Director: Markuz Imhoof
Running Time: 91 mins
Release Date: September 6th 2013
I’d like to coin a new genre of documentary, called the ‘Aren’t humans assholes’ genre. It’s becoming increasingly popular, where whatever the subject, at some point it has to get around to how people are screwing everything up. I’m not saying we aren’t screwing things up, but in everything from David Attenborough docs to More Than Honey, there’s an inevitability that at some point you’ll have to feel a bit guilty.
In More Than Honey’s case, it’s about bees. You may have read in the news over the last few years about colony collapse disorder and the varroa mite, which have decimated bee populations in various parts of the world. More Than Honey takes the slow approach, initially introducing us to the world of the bee, and contrasting an aging European bee farmer who looks like he’s just fallen of a book on rustic Alpine stereotypes (barring the lederhosen) and a modern American, industrial bee farmer, before moving onto showing how the problems that have emerged.
It doesn’t take a genius to realise that the movie prefers the old-fashioned approach to beekeeping. However there’s something oddly impressive and yet disturbing about the industrial approach, not helped by the keeper they follow, who doesn’t seem to care what he’s doing as long as it results in short-term cash. The bees are moved around throughout the year (catching bugs along the way) and can only survive if fed antibiotics. Seeing it, it’s almost miraculous they’ve managed to go this long before major problems were found. While the understanding and manipulation of how bees work is impressive, it takes things so far to the edge of what an insect can withstand, you’d have expected the bees to die the first time they tried it.
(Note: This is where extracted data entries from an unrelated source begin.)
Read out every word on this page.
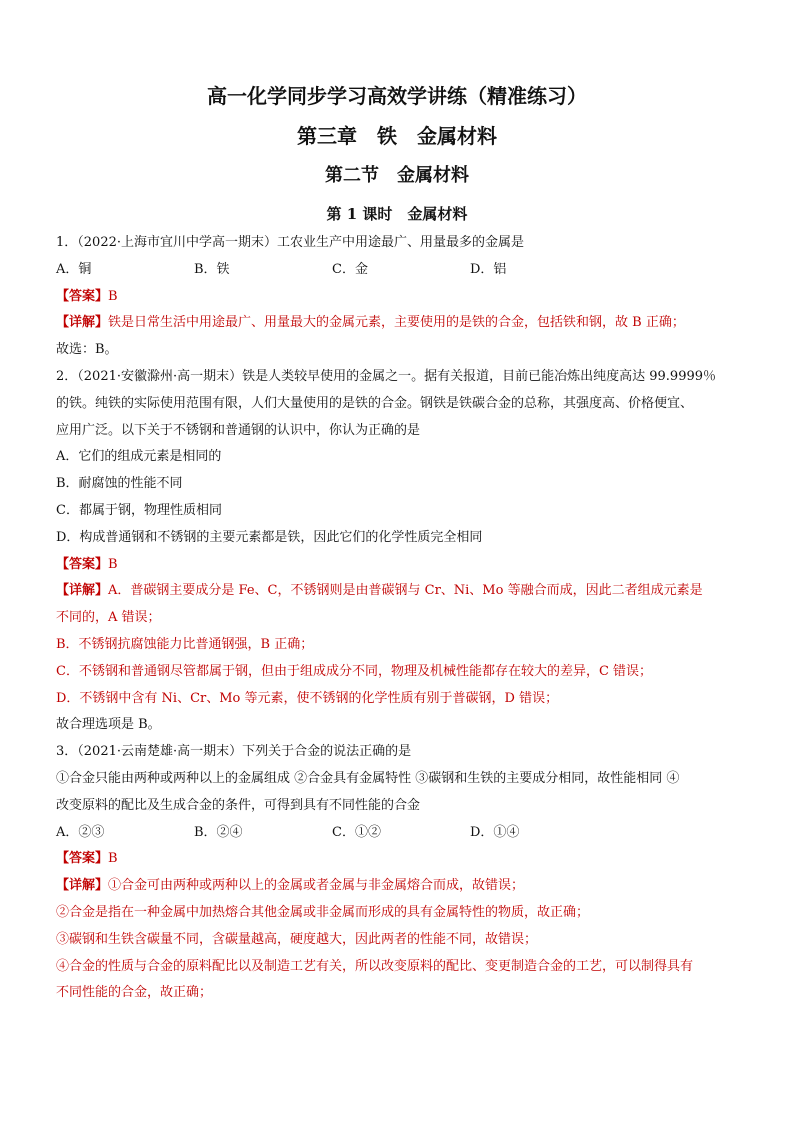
高一化学同步学习高效学讲练（精准练习）
第三章　铁　金属材料
第二节　金属材料
第 1 课时　金属材料
1．（2022·上海市宜川中学高一期末）工农业生产中用途最广、用量最多的金属是
A．铜	B．铁	C．金	D．铝
【答案】B
【详解】铁是日常生活中用途最广、用量最大的金属元素，主要使用的是铁的合金，包括铁和钢，故 B 正确；
故选：B。
2．（2021·安徽滁州·高一期末）铁是人类较早使用的金属之一。据有关报道，目前已能冶炼出纯度高达 99.9999％
的铁。纯铁的实际使用范围有限，人们大量使用的是铁的合金。钢铁是铁碳合金的总称，其强度高、价格便宜、
应用广泛。以下关于不锈钢和普通钢的认识中，你认为正确的是
A．它们的组成元素是相同的
B．耐腐蚀的性能不同
C．都属于钢，物理性质相同
D．构成普通钢和不锈钢的主要元素都是铁，因此它们的化学性质完全相同
【答案】B
【详解】A．普碳钢主要成分是 Fe、C，不锈钢则是由普碳钢与 Cr、Ni、Mo 等融合而成，因此二者组成元素是
不同的，A 错误；
B．不锈钢抗腐蚀能力比普通钢强，B 正确；
C．不锈钢和普通钢尽管都属于钢，但由于组成成分不同，物理及机械性能都存在较大的差异，C 错误；
D．不锈钢中含有 Ni、Cr、Mo 等元素，使不锈钢的化学性质有别于普碳钢，D 错误；
故合理选项是 B。
3．（2021·云南楚雄·高一期末）下列关于合金的说法正确的是
①合金只能由两种或两种以上的金属组成 ②合金具有金属特性 ③碳钢和生铁的主要成分相同，故性能相同 ④
改变原料的配比及生成合金的条件，可得到具有不同性能的合金
A．②③	B．②④	C．①②	D．①④
【答案】B
【详解】①合金可由两种或两种以上的金属或者金属与非金属熔合而成，故错误；
②合金是指在一种金属中加热熔合其他金属或非金属而形成的具有金属特性的物质，故正确；
③碳钢和生铁含碳量不同，含碳量越高，硬度越大，因此两者的性能不同，故错误；
④合金的性质与合金的原料配比以及制造工艺有关，所以改变原料的配比、变更制造合金的工艺，可以制得具有
不同性能的合金，故正确；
It’s when the film is talking about how bees and their colonies work that it’s at its most interesting, as well as how humans have learned about how and why they do what they do. Long ago we started using that to be able to control the insects and domesticate them. However things have accelerated massively over the last few decades to the point where a hive is almost treated like an industrial machine rather than a living entity – and so it’s little surprise that it keeps breaking down.
Things with the film become trickier when it starts to actively blame humans, simply because it has to paper over the fact nobody knows exactly what causes colony collapse. While it’s generally accepted it’s humans fault, More Than Honey ends up dipping into slightly hippy territory to explain it, rather than just sticking to the science.
That said, you gotta love how the movie then goes off to see whether the fabled killer bees might be the answer!
While interesting and filled with some beautiful shots taken inside living hives – as well as offering some truly fascinating insights into how colonies work – it’s difficult to escape the feeling that More Than Honey is a little manipulative and at times a tad clumsy, like an essay where the writer has got all the information but ends up being marked down for the way it’s expressed. When the film sticks to the facts it’s great – at time even slightly awe-inspiring when you realise what an incredible world bees live in – but when it starts deliberately tugging at heartstrings and going almost Gaia-esque with John Hurt’s narration, it’s both less convincing and slightly annoying. Luckily there’s enough here to keep you watching and you will come away with a bit of an education!
Overall Verdict: Loads of fascinating info on the world of the bee, the beekeeper and how intertwined they’ve become, but its manipulative moments and attempts to skirt around what we simply don’t understand yet, slightly lessens what it might have been.